たとえば肩甲骨周囲筋においては、僧帽筋の上部繊維が過剰に活動しやすく、対照的に僧帽筋下部繊維の活動が抑制されるという動員パターンの不均衡がしばしば認められます。肩甲骨の安定性に重要な僧帽筋は、上部繊維が肩甲骨を挙上し下部繊維が下制方向に働くことでバランスを保ちます。しかし、肩こりや姿勢不良などによって上部繊維の活動が優位になりすぎると、下部繊維が適切に動員されなくなり、結果として肩甲帯全体が過剰に挙上された状態が習慣化してしまいます。
このような筋の動員不全に対して、単純に筋力強化を目的としたトレーニングでは効果が限定的である場合が多いです。
この点において、予測制御(フィードフォワード制御)の意義が重要になります。スポーツ動作では予期せぬ外力に対して即座に対応する必要がありますが、その際に感覚情報を待ってから筋反応を生じさせるフィードバック制御では対応が間に合わないケースが多々あります。例えば、膝関節に外反ストレスが急激に加わった際、内側側副靭帯が断裂してからでないと筋反応が起こらないとされ、これは予測的な筋活動が不十分であったことを意味します。
このような予測制御は脳の運動前野や補足運動野といった高次中枢に運動プログラムが事前に構築されていることが前提になります。従って、単関節運動や単純な筋力トレーニングだけでなく、環境変化を伴う多関節運動や多重課題(二重課題)を繰り返し実施することが、予測的な運動制御能力を高める上で極めて有効です。たとえば足関節の捻挫後には単純な腓骨筋の筋力強化のみではなく、不整地でのバランストレーニングやジャンプからの着地練習を通じて、多関節での連動性と予測制御能力を育成することが望まれます。
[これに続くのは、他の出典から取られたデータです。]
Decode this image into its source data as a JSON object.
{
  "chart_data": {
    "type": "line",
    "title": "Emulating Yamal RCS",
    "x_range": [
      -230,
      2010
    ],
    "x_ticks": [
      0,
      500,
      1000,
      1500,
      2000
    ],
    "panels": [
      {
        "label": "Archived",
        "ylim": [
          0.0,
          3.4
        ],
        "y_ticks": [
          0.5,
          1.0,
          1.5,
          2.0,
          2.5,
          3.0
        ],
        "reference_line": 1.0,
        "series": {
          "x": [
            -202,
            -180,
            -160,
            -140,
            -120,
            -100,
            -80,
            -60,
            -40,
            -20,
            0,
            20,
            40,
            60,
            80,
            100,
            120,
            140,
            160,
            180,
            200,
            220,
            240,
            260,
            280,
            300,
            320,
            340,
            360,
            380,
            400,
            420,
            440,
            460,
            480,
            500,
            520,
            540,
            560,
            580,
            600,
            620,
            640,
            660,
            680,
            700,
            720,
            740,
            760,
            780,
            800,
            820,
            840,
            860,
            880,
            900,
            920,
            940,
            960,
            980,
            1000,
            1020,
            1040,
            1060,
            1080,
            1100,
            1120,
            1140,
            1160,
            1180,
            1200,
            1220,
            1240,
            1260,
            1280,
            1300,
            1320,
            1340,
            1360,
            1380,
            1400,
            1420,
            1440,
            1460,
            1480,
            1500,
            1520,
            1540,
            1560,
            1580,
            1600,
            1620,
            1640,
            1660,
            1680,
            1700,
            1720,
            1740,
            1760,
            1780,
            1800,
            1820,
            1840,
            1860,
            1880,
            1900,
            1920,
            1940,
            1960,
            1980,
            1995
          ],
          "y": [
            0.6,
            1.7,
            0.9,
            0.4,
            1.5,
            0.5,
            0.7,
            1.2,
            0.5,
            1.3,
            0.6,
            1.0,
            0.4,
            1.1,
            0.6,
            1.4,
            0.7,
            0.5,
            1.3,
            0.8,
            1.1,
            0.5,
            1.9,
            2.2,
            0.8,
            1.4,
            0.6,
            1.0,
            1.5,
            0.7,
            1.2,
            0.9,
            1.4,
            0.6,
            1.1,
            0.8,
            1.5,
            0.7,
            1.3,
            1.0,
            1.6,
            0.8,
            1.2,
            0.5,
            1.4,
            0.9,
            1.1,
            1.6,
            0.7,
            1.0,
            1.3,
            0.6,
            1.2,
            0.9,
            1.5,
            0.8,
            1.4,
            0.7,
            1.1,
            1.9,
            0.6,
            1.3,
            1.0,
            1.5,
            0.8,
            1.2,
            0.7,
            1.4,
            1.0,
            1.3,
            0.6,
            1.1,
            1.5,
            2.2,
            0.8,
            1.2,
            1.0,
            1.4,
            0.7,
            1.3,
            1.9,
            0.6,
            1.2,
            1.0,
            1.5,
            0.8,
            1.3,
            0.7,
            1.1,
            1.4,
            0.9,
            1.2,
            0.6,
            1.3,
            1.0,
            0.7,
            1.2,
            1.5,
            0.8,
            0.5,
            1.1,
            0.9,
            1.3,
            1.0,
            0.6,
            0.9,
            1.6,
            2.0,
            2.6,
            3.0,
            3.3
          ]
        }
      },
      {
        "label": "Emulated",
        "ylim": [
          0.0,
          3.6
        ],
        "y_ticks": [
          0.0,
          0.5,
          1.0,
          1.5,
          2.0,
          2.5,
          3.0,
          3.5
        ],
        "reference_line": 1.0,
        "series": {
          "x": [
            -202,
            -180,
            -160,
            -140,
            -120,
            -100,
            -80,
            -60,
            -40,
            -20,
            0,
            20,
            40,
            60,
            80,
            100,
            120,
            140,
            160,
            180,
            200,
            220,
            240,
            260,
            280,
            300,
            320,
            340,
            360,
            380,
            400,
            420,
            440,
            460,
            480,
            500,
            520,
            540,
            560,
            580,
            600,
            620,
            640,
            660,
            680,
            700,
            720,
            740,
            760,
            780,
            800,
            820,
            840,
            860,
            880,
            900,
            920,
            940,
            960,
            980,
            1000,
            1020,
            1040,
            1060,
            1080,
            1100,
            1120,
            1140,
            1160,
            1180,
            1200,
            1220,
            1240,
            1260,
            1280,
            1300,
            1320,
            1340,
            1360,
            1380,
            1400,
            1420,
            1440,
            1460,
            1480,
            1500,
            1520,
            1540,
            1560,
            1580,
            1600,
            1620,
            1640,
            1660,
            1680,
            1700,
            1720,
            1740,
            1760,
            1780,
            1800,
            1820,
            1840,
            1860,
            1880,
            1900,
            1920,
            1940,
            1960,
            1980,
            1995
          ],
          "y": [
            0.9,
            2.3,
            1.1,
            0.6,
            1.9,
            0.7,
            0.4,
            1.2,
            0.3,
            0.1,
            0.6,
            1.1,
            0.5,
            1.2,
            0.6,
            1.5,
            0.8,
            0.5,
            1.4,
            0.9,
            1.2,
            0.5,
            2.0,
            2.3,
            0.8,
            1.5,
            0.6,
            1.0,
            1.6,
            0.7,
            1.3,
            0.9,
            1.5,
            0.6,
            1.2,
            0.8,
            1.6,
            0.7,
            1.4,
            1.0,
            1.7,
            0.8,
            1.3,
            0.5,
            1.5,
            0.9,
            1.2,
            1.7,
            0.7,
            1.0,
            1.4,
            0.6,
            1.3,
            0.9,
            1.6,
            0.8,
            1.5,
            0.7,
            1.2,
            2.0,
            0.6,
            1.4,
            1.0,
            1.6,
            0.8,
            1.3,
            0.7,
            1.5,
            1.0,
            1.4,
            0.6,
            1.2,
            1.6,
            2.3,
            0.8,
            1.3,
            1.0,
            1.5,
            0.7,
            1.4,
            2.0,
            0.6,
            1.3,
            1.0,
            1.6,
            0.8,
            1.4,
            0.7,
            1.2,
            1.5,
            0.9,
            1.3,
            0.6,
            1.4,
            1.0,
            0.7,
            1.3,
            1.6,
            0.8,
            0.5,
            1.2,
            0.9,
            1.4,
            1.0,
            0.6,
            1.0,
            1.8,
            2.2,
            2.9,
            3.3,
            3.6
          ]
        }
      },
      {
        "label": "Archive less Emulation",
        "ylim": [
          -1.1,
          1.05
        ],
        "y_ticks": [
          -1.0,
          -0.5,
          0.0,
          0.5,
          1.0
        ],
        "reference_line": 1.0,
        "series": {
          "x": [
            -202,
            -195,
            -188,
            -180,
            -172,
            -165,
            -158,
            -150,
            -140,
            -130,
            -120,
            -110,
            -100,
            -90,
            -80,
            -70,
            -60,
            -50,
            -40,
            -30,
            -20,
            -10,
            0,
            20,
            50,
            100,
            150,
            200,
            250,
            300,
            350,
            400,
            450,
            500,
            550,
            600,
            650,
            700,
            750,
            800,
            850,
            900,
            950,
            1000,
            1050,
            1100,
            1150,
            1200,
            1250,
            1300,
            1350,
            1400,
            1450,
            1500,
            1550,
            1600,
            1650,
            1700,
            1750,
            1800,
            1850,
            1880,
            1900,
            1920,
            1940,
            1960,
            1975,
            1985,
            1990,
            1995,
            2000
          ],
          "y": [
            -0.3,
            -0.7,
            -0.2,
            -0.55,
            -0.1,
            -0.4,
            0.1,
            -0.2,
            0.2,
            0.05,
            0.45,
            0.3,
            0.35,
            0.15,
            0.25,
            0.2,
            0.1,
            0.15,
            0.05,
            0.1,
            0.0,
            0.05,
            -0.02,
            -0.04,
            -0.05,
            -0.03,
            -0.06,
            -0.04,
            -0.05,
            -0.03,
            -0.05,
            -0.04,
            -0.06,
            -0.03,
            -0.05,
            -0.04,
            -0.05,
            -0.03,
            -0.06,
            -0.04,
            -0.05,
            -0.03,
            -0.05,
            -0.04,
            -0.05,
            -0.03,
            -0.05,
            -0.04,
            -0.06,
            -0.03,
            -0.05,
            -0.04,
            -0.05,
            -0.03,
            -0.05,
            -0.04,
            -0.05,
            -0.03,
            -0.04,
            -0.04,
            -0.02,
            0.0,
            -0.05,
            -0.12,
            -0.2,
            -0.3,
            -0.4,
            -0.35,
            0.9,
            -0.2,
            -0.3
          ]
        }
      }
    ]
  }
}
また、神経可塑性という観点からもこのようなトレーニングの有効性が支持されています。Jull(2004)は頸部や体幹の深部筋群における再教育が、単なる筋力増加よりも運動学習に近い形で中枢神経系を再組織化することに寄与する可能性があると述べています。つまり、筋力そのものを高めるのではなく、その筋を「いつ、どれだけ使うか」を神経系に再学習させることが本質的な再獲得に直結するのです。
関節安定性や運動効率を高めるためには、単なる筋力強化では不十分であり動員パターンの再構築こそが肝要です。そのためには動作の質を高める神経筋制御の観点からのアプローチが重要であり、特に予測制御を意識したトレーニングを組み込むことが、怪我の予防とパフォーマンス向上の両面において大きな効果をもたらします。